Apical two chamber view demonstrating mid-ventricular obstruction and an apical aneurysm.

Figure 2

Continuous wave Doppler trace from an apical four chamber position revealing the mid-ventricular obstruction with cessation of flow followed by paradoxical early diastolic flow.

Several patterns of hypertrophic cardiomyopathy (HCM) have now been clearly defined. The apical variant constitutes 25% of all HCM in the Japanese population, but only 1–2% of the HCM cases in non-Japanese patients. Mid-ventricular HCM with apical asynergy is somewhat less common. In the largest published report to date, a Japanese team reported an incidence of concealed apical aneurysm with mid-ventricular cavity obliteration of approximately 1.5% of all HCM cases.
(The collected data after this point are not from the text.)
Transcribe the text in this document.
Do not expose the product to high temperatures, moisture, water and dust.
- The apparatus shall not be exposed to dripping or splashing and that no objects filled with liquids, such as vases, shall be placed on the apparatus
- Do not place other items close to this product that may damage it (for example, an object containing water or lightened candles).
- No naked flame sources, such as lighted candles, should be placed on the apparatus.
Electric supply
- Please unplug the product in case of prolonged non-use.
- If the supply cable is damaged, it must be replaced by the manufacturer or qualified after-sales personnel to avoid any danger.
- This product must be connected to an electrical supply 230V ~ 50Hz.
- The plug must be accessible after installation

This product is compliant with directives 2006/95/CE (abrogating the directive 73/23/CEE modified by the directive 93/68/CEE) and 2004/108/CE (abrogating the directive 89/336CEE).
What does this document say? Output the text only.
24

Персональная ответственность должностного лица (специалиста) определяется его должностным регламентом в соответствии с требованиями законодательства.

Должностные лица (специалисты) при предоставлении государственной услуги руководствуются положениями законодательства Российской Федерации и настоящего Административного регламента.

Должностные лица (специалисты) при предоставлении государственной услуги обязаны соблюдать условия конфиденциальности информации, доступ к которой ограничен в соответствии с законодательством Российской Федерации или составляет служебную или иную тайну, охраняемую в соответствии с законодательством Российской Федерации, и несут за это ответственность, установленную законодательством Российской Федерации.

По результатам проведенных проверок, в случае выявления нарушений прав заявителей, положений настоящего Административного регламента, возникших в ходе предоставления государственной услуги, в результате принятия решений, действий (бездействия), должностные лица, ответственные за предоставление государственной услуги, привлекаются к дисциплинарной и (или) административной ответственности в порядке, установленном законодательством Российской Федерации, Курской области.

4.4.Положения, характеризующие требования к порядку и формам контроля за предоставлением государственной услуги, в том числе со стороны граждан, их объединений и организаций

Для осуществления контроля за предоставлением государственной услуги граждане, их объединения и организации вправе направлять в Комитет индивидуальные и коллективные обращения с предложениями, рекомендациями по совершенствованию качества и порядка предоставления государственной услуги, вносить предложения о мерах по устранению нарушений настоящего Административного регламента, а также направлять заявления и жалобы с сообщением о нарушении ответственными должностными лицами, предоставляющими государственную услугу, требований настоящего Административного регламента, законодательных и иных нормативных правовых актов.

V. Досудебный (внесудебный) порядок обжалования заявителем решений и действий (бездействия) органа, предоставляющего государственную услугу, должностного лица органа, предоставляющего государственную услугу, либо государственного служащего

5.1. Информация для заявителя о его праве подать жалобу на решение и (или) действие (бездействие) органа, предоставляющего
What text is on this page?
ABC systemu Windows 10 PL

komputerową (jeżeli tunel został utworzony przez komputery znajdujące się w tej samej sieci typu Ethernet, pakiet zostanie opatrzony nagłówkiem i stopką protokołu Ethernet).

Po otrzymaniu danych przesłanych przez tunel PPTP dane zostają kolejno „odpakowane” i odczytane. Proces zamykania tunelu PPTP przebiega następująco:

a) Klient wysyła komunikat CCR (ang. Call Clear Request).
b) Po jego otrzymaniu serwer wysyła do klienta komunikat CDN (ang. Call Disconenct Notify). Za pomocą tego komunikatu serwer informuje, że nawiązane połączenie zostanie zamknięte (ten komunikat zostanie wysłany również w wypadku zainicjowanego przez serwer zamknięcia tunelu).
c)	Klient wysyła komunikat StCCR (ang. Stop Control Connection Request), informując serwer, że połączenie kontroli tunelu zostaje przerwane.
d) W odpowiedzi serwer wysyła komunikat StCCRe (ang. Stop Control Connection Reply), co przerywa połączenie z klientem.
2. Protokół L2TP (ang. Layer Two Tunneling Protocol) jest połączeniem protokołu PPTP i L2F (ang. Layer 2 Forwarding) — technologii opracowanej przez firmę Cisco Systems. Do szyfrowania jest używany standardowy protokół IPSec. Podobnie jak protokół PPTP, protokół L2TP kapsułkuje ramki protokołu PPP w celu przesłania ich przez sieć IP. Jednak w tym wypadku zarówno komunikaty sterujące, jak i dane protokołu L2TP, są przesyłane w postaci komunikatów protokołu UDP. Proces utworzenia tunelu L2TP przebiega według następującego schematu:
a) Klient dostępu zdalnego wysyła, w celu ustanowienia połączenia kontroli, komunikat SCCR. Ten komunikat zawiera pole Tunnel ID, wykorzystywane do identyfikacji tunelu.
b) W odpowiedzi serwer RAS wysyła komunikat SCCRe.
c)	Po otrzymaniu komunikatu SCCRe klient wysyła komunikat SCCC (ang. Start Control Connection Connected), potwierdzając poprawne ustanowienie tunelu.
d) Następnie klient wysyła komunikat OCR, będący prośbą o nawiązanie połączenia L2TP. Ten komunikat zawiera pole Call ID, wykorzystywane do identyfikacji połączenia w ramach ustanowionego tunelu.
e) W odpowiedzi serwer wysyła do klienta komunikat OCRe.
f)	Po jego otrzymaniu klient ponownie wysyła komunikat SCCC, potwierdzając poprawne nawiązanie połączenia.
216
The incidence in non-Japanese patients is yet to be clarified. The importance of this variant is its association with ventricular arrhythmias and systemic embolism, the latter occurring in 30% of patients. Identification of the paradoxical early diastolic flow from apex to base can be a marker of a sequestered apical chamber in patients with cavity obliteration, particularly when the apical cavity cannot readily be delineated by cross sectional echocardiography.

Following the echocardiographic findings in this patient, a 24 hour Holter monitor was performed and revealed self limiting runs of supraventricular tachycardia along with ventricular couplets, but no ventricular tachycardia. Her palpitations are now controlled on amiodarone.